Typical mass spectrometric conditions were: spray voltage of 2.5 kV; capillary temperature of 275 °C; normalized collision energy of 30% at an activation of q = 0.25 and an activation time of 30 ms. The Orbitrap Fusion Tribrid Mass Spectrometer was operated in data-dependent mode. Survey full scan MS spectra were acquired in the orbitrap (m/z 500–1700) with a resolution of 120,000 and an automatic gain control (AGC) target at 500,000. The top 20 most intense ions were selected for HCD MS/MS fragmentation in the orbitrap at an AGC target of 30,000 and with a first m/z of 110. Previously selected ions within previous 30 s were dynamically excluded for 20 s. Ions with charge states 3–8 were selected. Singly and doubly charged ions as well as ions with unrecognized charge state were excluded in order to increase the selection of highly-charged cross-linked peptides. Internal calibration of the orbitrap was performed using the lock mass option (lock mass: m/z 445.120025)[48].
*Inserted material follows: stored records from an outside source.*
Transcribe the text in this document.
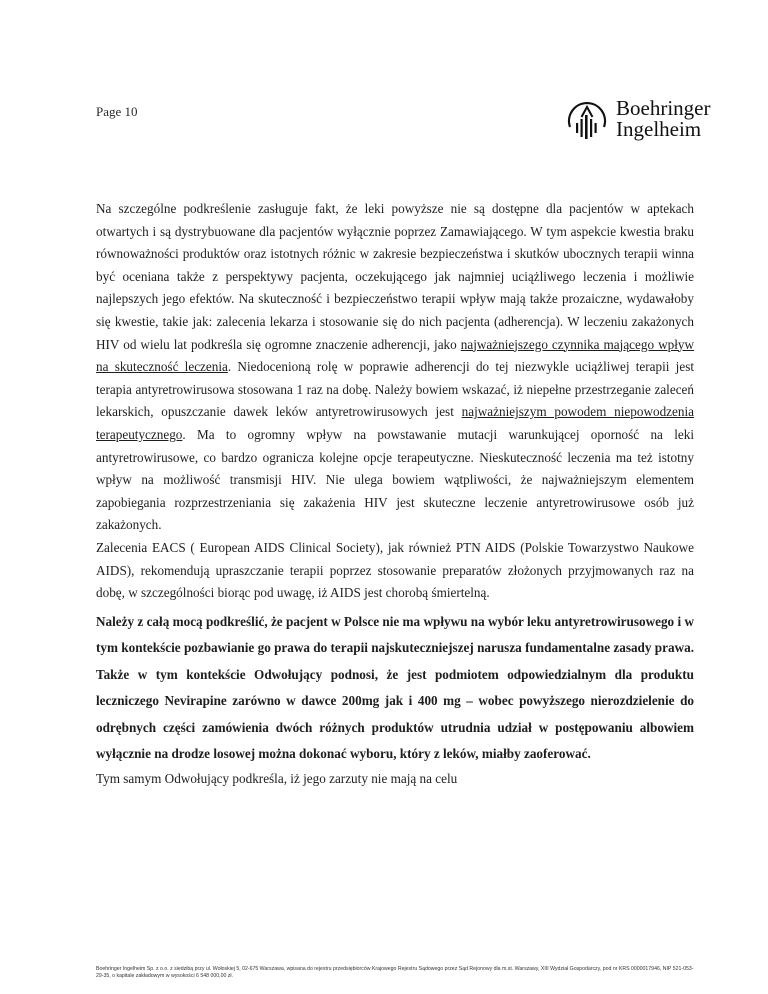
Page 10	Boehringer
Ingelheim

Na szczególne podkreślenie zasługuje fakt, że leki powyższe nie są dostępne dla pacjentów w aptekach otwartych i są dystrybuowane dla pacjentów wyłącznie poprzez Zamawiającego. W tym aspekcie kwestia braku równoważności produktów oraz istotnych różnic w zakresie bezpieczeństwa i skutków ubocznych terapii winna być oceniana także z perspektywy pacjenta, oczekującego jak najmniej uciążliwego leczenia i możliwie najlepszych jego efektów. Na skuteczność i bezpieczeństwo terapii wpływ mają także prozaiczne, wydawałoby się kwestie, takie jak: zalecenia lekarza i stosowanie się do nich pacjenta (adherencja). W leczeniu zakażonych HIV od wielu lat podkreśla się ogromne znaczenie adherencji, jako najważniejszego czynnika mającego wpływ na skuteczność leczenia. Niedocenioną rolę w poprawie adherencji do tej niezwykle uciążliwej terapii jest terapia antyretrowirusowa stosowana 1 raz na dobę. Należy bowiem wskazać, iż niepełne przestrzeganie zaleceń lekarskich, opuszczanie dawek leków antyretrowirusowych jest najważniejszym powodem niepowodzenia terapeutycznego. Ma to ogromny wpływ na powstawanie mutacji warunkującej oporność na leki antyretrowirusowe, co bardzo ogranicza kolejne opcje terapeutyczne. Nieskuteczność leczenia ma też istotny wpływ na możliwość transmisji HIV. Nie ulega bowiem wątpliwości, że najważniejszym elementem zapobiegania rozprzestrzeniania się zakażenia HIV jest skuteczne leczenie antyretrowirusowe osób już zakażonych.

Zalecenia EACS ( European AIDS Clinical Society), jak również PTN AIDS (Polskie Towarzystwo Naukowe AIDS), rekomendują upraszczanie terapii poprzez stosowanie preparatów złożonych przyjmowanych raz na dobę, w szczególności biorąc pod uwagę, iż AIDS jest chorobą śmiertelną.

Należy z całą mocą podkreślić, że pacjent w Polsce nie ma wpływu na wybór leku antyretrowirusowego i w tym kontekście pozbawianie go prawa do terapii najskuteczniejszej narusza fundamentalne zasady prawa. Także w tym kontekście Odwołujący podnosi, że jest podmiotem odpowiedzialnym dla produktu leczniczego Nevirapine zarówno w dawce 200mg jak i 400 mg – wobec powyższego nierozdzielenie do odrębnych części zamówienia dwóch różnych produktów utrudnia udział w postępowaniu albowiem wyłącznie na drodze losowej można dokonać wyboru, który z leków, miałby zaoferować.

Tym samym Odwołujący podkreśla, iż jego zarzuty nie mają na celu

Boehringer Ingelheim Sp. z o.o. z siedzibą przy ul. Wołoskiej 5, 02-675 Warszawa, wpisana do rejestru przedsiębiorców Krajowego Rejestru Sądowego przez Sąd Rejonowy dla m.st. Warszawy, XIII Wydział Gospodarczy, pod nr KRS 0000017946, NIP 521-053-29-35, o kapitale zakładowym w wysokości 6 548 000,00 zł.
Raw data files were converted into mgf format using pXtract software tool (http://pfind.ict.ac.cn/software.html). Potential cross-links were then identified by database searching against a reduced database containing Atg18 using pLink search engine[26]. Search parameters were: fragmentation, HCD; enzyme, Trypsin; variable modifications, oxidation (methionine) and carbamidomethylation (cysteine); cross-linker, BS3. Spectra of potential cross-linked di-peptides were verified manually. Cross-links were visualised using the XV is software tool[49].
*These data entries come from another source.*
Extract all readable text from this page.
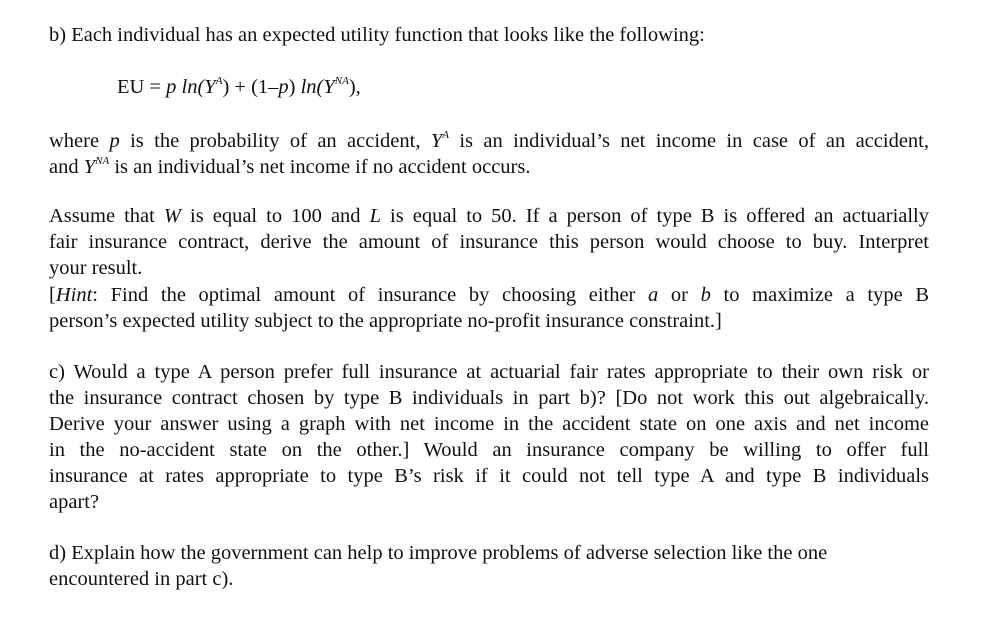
b) Each individual has an expected utility function that looks like the following:
EU = p $\ln(Y^A) + (1-p)$ $\ln(Y^{NA})$,
where p is the probability of an accident, $Y^A$ is an individual’s net income in case of an accident,
and $Y^{NA}$ is an individual’s net income if no accident occurs.
Assume that W is equal to 100 and L is equal to 50. If a person of type B is offered an actuarially
fair insurance contract, derive the amount of insurance this person would choose to buy. Interpret
your result.
[Hint: Find the optimal amount of insurance by choosing either a or b to maximize a type B
person’s expected utility subject to the appropriate no-profit insurance constraint.]
c) Would a type A person prefer full insurance at actuarial fair rates appropriate to their own risk or
the insurance contract chosen by type B individuals in part b)? [Do not work this out algebraically.
Derive your answer using a graph with net income in the accident state on one axis and net income
in the no-accident state on the other.] Would an insurance company be willing to offer full
insurance at rates appropriate to type B’s risk if it could not tell type A and type B individuals
apart?
d) Explain how the government can help to improve problems of adverse selection like the one
encountered in part c).
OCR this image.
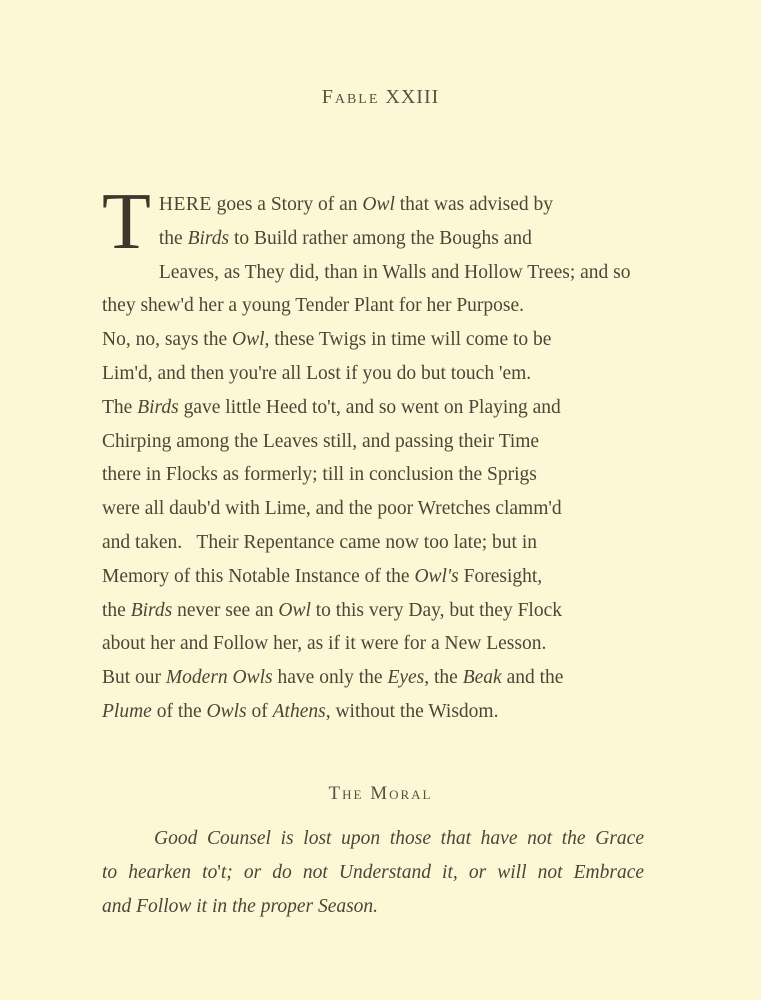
Fable XXIII
T HERE goes a Story of an Owl that was advised by
the Birds to Build rather among the Boughs and
Leaves, as They did, than in Walls and Hollow Trees; and so
they shew'd her a young Tender Plant for her Purpose.
No, no, says the Owl, these Twigs in time will come to be
Lim'd, and then you're all Lost if you do but touch 'em.
The Birds gave little Heed to't, and so went on Playing and
Chirping among the Leaves still, and passing their Time
there in Flocks as formerly; till in conclusion the Sprigs
were all daub'd with Lime, and the poor Wretches clamm'd
and taken.   Their Repentance came now too late; but in
Memory of this Notable Instance of the Owl's Foresight,
the Birds never see an Owl to this very Day, but they Flock
about her and Follow her, as if it were for a New Lesson.
But our Modern Owls have only the Eyes, the Beak and the
Plume of the Owls of Athens, without the Wisdom.
The Moral
Good Counsel is lost upon those that have not the Grace
to hearken to't; or do not Understand it, or will not Embrace
and Follow it in the proper Season.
Mass spectrometry of intact Atg18 oligomers

The buffer of purified Atg18 was exchanged to 200 mM ammonium acetate using Micro Bio-Spin 6 gel filtration columns (Bio Rad). Intact Atg18 oligomers were then analyzed on a Q-ToF Ultima mass spectrometer modified for transmission of high mass complexes[28] using gold-coated capillaries prepared in-house[50]. Typical mass spectrometric condition were: Capillary voltage, 1.7 kV; Cone voltage, 70 V; RF lens voltage, 180 V; collision energy, 25 V. Mass spectra were processed and analyzed using MassLynx 4.0 software.

CD spectroscopy

CD measurements were performed using a Chirascan spectrometer (Applied Photophysics) for 0.2–0.3 mg/ml protein (monitored using Pierce™ 660 nm Protein Assay, Thermo Fisher Scientific) in 0.15 M NaF, 20 mM NaH2PO4 pH 7.5 (in a 0.1 cm Hellma quartz cuvette) between 190 and 260 nm at 25 °C (using 1 nm step size and 0.5 nm band width). Samples were centrifuged at 14000 rpm before measurements to remove aggregated and precipitated protein.

Data availability

Coordinates and structure factors have been deposited in the Protein Data Bank with accession codes: 5LTD and 5LTG. Other data ara available from the corresponding authors upon reasonable request.